Carol Rose writes the On Liberty blog and is executive director of the American Civil Liberties Union of Massachusetts.
When David House, a computer programmer and U.S. citizen who lives in Cambridge, Massachusetts, returned to the U.S. from a vacation in Mexico in early November, Homeland Security agents at the airport seized his laptop, flash-drive, and video camera. There was no suggestion that House had broken any law or that his computer contained any material subject to lawful seizure.
But seven weeks later, the government still hadn’t given them back, so House and the ACLU joined forces earlier this week to send a formal letter demanding their return.
Yesterday, David’s equipment showed up in the mail. Voila!
Of course, I’m all in favor of flexing some ACLU muscle to get Homeland Security to back down from suspicionless searches. But what we really need is a system-wide fix that will stop government agents from repeatedly misusing their border authority to seize and search laptops of Americans based solely on their protected political activity.
You see, this wasn’t an isolated case. Homeland Security is making of habit of using its border authority to conduct warrantless searches of Americans leaving and reentering their own country.
Earlier this fall, the ACLU filed a lawsuit on behalf of Pascal Abidor, a 26-year-old dual French-American citizen who had his laptop searched and confiscated at the Canadian border.
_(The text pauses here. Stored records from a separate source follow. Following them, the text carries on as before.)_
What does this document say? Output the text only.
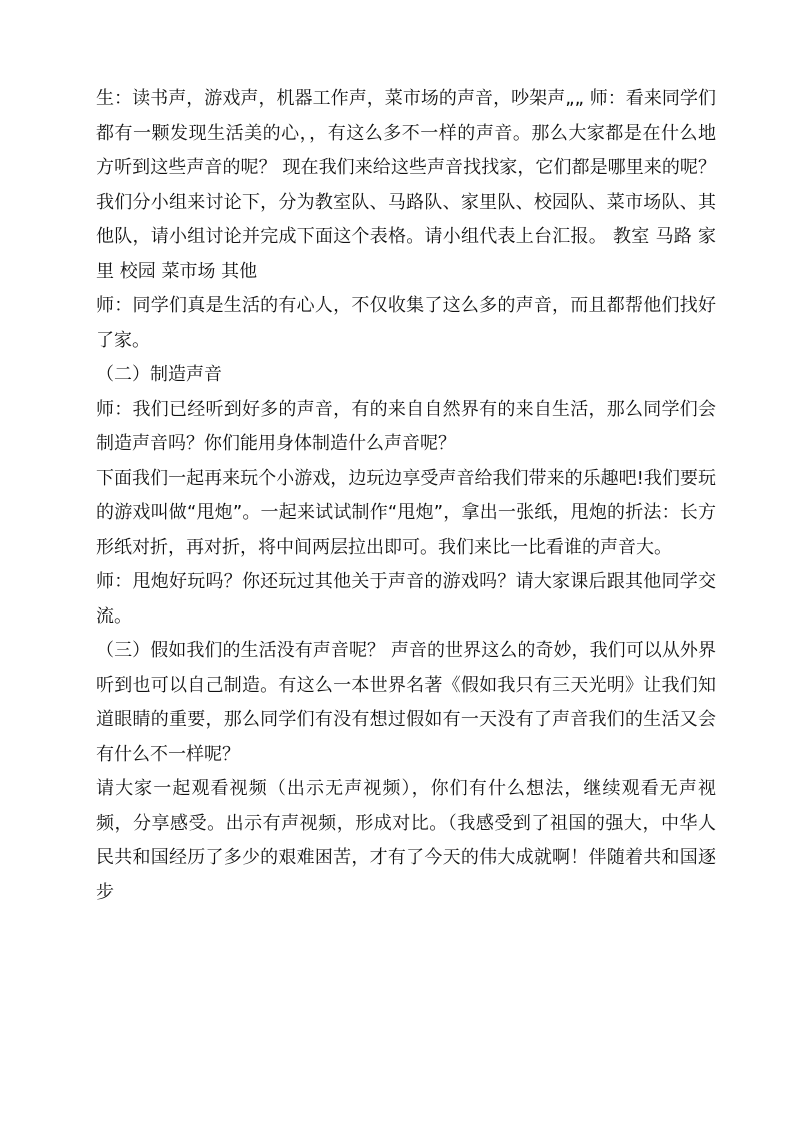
生：读书声，游戏声，机器工作声，菜市场的声音，吵架声„„ 师：看来同学们都有一颗发现生活美的心，，有这么多不一样的声音。那么大家都是在什么地方听到这些声音的呢？ 现在我们来给这些声音找找家，它们都是哪里来的呢？我们分小组来讨论下，分为教室队、马路队、家里队、校园队、菜市场队、其他队，请小组讨论并完成下面这个表格。请小组代表上台汇报。 教室 马路 家里 校园 菜市场 其他

师：同学们真是生活的有心人，不仅收集了这么多的声音，而且都帮他们找好了家。

（二）制造声音

师：我们已经听到好多的声音，有的来自自然界有的来自生活，那么同学们会制造声音吗？你们能用身体制造什么声音呢？

下面我们一起再来玩个小游戏，边玩边享受声音给我们带来的乐趣吧!我们要玩的游戏叫做“甩炮”。一起来试试制作“甩炮”，拿出一张纸，甩炮的折法：长方形纸对折，再对折，将中间两层拉出即可。我们来比一比看谁的声音大。

师：甩炮好玩吗？你还玩过其他关于声音的游戏吗？请大家课后跟其他同学交流。

（三）假如我们的生活没有声音呢？ 声音的世界这么的奇妙，我们可以从外界听到也可以自己制造。有这么一本世界名著《假如我只有三天光明》让我们知道眼睛的重要，那么同学们有没有想过假如有一天没有了声音我们的生活又会有什么不一样呢？

请大家一起观看视频（出示无声视频），你们有什么想法，继续观看无声视频，分享感受。出示有声视频，形成对比。（我感受到了祖国的强大，中华人民共和国经历了多少的艰难困苦，才有了今天的伟大成就啊！伴随着共和国逐步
Abidor was travelling from Montreal to New York on an Amtrak train in May 2010 when he had his laptop searched and confiscated by Customs and Border Patrol officers. Abidor, a grad student in Islamic Studies, was questioned, handcuffed, taken off the train and kept in a holding cell for several hours before being released without charge. When his laptop was returned 11 days later, there was evidence that many of his personal files, including research, photos and chats with his girlfriend, had been searched. The ACLU sued on behalf of both Abidor and two other groups of ordinary Americans affected by warrantless searches at the border: press photographers and lawyers.
What makes the experience of David House particularly chilling is the fact that he was singled out for a warrantless search and seizure of his computer solely based on his political associations, namely, his involvement in the Bradley Manning Support Network. The network was formed to raise funds and otherwise support a legal defense for Bradley Manning, the American serviceman charged with the unauthorized disclosure of classified materials to Wikileaks.
House was targeted and his laptop seized by government agents simply because he was involved in a legal defense effort on behalf of someone that our government has locked away (in reportedly terrible conditions), and who has not yet had a fair trial.
Meanwhile, Homeland Security still hasn’t returned the laptop and cellphones seized from programmer Jacob Appelbaum at the border without a warrant last July.
As Glenn Greenwald of Salon.com notes today: “This outrageous practice -- seizing and storing the electronic communications of American citizens with no charges or even any warrants -- is not confined to WikiLeaks; many legitimate American critics of the government are subjected to this repeatedly when they re-enter the country…”
Trolling through laptops in search of membership lists and contacts is particularly alarming, since it violates the right to association under the First Amendment. The U.S. Supreme Court said so -- unanimously – back in 1958, when the state of Alabama tried to force the National Association for the Advancement of Colored People (NAACP) to reveal to the names and addresses of all its members
The unanimous Supreme Court held that forcing the NAACP and other groups to disclose membership lists would have the effect of suppressing legal associations among the group's members.
The right of everyone – especially political dissidents -- to be free from government prying without a warrant is what James Otis, the Massachusetts lawyer and mentor to John Adams, railed against in his famous speech “Writs of Assistance” back in 1761.
Preventing suspicionless searches became one of the key rallying cries of the American Revolution and the basis for our Fourth Amendment right against unreasonable government search and seizure of our personal papers and effects.
Are we truly so frightened of the WikiLeaks revelations that we are willing to give up these hard-won constitutional freedoms? If so, we’re starting to sound like the “new” Russia – where the Moscow Police chief was quoted yesterday as
saying that things like freedom of travel and defense of civil liberties may “not be practical” anymore. This statement came on the heels of another announcement: that a Moscow newspaper controlled in part by former Soviet leader Mikhail Gorbachev will join forces with WikiLeaks to expose corruption in Russia. Small world!
I, for one, don’t want America to imitate Russia when it comes to civil liberties. But we must re-assert our support for fundamental liberties or risk losing them. James Otis did it for us in 1761 and the NAACP did it again in 1958. It’s nearly 2011, and it’s our turn to stand up for freedom.